I have hit a wall trying to configure CmapServer 6.01.04 (running on Suse Linux Enterprise Server 12) to use our Active Directory server to authenticate users.
I am entering ldap-related values into serverconfig.txt as follows (some values lightly disguised):
Code: Select all
user.authentication=authentication.standard,authentication.ldap
ldap.root.folder.account=myaccount
ldap.root.folder.password=encrypted
ldap.user.directory.ip=ams-ads-01.ad.my.org
ldap.user.directory.port=636
ldap.user.directory.connection.mode=ssl
ldap.user.directory.usersBaseDN=OU\=PRV,OU\=USR,OU\=AMS,OU\=ORG,DC\=ad,DC\=my,DC\=org
ldap.user.directory.groupsBaseDN=OU\=STD,OU\=GRP,OU\=AMS,OU\=ORG,DC\=ad,DC\=my,DC\=org
ldap.user.directory.userAttr=sAMAccountName
ldap.user.directory.groupAttr=cn
ldap.user.directory.debug=true
Code: Select all
case 0: bindPlain? false
case 2: getUserDN
getUserDN: looking up? false
getUserDN: returning default
trying first bind with sAMAccountName=myaccount,OU=PRV,OU=USR,OU=AMS,OU=ORG,DC=ad,DC=my,DC=org
(CLASS: nlk.acl.directory.ldap.LDAPUserDirectory METHOD: bind LINE: 837)

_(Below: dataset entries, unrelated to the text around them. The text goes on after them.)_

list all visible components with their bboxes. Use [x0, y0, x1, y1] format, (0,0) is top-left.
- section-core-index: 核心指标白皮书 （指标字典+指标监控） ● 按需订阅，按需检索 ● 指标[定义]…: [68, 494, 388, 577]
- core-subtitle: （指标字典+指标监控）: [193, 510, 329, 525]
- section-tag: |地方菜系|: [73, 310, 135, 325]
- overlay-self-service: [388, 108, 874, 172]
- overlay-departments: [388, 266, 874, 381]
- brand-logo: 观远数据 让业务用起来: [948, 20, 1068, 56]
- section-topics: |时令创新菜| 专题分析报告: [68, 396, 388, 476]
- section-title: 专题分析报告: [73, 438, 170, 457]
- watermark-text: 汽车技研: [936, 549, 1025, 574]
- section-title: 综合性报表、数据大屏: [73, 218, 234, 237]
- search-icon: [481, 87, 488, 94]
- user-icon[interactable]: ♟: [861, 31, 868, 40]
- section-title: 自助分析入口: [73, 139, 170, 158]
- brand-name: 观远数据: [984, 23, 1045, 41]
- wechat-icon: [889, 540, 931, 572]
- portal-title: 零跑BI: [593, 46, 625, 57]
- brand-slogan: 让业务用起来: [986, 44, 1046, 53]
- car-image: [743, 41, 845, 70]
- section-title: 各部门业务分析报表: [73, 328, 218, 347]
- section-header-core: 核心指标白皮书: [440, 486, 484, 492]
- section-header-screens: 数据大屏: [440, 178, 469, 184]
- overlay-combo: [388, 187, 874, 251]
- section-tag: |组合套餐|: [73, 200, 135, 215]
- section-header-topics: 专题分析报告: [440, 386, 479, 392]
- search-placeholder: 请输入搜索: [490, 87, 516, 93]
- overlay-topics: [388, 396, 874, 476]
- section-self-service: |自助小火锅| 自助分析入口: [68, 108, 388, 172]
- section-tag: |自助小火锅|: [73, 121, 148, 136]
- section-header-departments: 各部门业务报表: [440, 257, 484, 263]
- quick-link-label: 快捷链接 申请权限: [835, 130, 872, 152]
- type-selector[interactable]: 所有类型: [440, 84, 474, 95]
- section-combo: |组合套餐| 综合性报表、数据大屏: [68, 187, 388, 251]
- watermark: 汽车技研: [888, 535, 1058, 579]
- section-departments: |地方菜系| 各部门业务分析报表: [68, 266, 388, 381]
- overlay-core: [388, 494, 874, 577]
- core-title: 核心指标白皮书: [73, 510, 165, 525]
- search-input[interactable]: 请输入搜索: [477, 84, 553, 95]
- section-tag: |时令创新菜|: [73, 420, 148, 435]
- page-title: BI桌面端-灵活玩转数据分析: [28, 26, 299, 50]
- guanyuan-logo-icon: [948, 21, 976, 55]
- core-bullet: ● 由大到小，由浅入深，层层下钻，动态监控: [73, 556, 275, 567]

javax.naming.AuthenticationException: [LDAP: error code 49 - 80090308: LdapErr: DSID-0C0903D0, comment: AcceptSecurityContext error, data 52e, v2580^@]
at com.sun.jndi.ldap.LdapCtx.mapErrorCode(Unknown Source)
at com.sun.jndi.ldap.LdapCtx.processReturnCode(Unknown Source)
at com.sun.jndi.ldap.LdapCtx.processReturnCode(Unknown Source)
at com.sun.jndi.ldap.LdapCtx.connect(Unknown Source)
at com.sun.jndi.ldap.LdapCtx.<init>(Unknown Source)
at com.sun.jndi.ldap.LdapCtxFactory.getUsingURL(Unknown Source)
at com.sun.jndi.ldap.LdapCtxFactory.getUsingURLs(Unknown Source)
at com.sun.jndi.ldap.LdapCtxFactory.getLdapCtxInstance(Unknown Source)
at com.sun.jndi.ldap.LdapCtxFactory.getInitialContext(Unknown Source)
at us.ihmc.net.ssl.SSLInitialContextFactory.getContext(SSLInitialContextFactory.java:171)
at us.ihmc.net.ssl.SSLInitialContextFactory.getInitialContext(SSLInitialContextFactory.java:93)
at nlk.acl.directory.ldap.LDAPHelper.bind(LDAPHelper.java:68)
at nlk.acl.directory.ldap.LDAPUserDirectory.bind(LDAPUserDirectory.java:830)
at nlk.acl.directory.ldap.LDAPUserDirectory.authenticateUser(LDAPUserDirectory.java:338)
at nlk.base.LDAPAuthenticator.authenticateUser(LDAPAuthenticator.java:24)
at nlk.acl.NewCmapACLManager.checkPermission(NewCmapACLManager.java:148)
at nlk.acl.NewCmapACLManager.checkPermission(NewCmapACLManager.java:37)
at nlk.resio.ResourceService.getFolderTOC(ResourceService.java:1107)
at nlk.resio.ResourceService.handleHashtable(ResourceService.java:161)
at nlk.resio.ResourceService.requestToService(ResourceService.java:96)
at edu.uwf.server.ServiceManager.requestToService(ServiceManager.java:317)
at edu.uwf.server.ConnManager.handleConnection(ConnManager.java:244)
at edu.uwf.net.socket.ConnHandlerThreadCache$HandlerThread.run(ConnHandlerThreadCache.java:142)
Code: Select all
ldap.root.folder.account=myfirstname mylastname
ldap.user.directory.userAttr=CN
Code: Select all
case 0: bindPlain? false
case 2: getUserDN
getUserDN: looking up? false
getUserDN: returning default
trying first bind with CN=myfirstname mylastname,OU=PRV,OU=USR,OU=AMS,OU=ORG,DC=ad,DC=my,DC=org
So, any ideas on how can this problem be addressed? Full log attached for details.
p.s. I have also tried the build of CmapServer 150904-0033 that apparently has a fix for a different ldap / AD bug, referenced in this thread viewtopic.php?f=8&t=3979.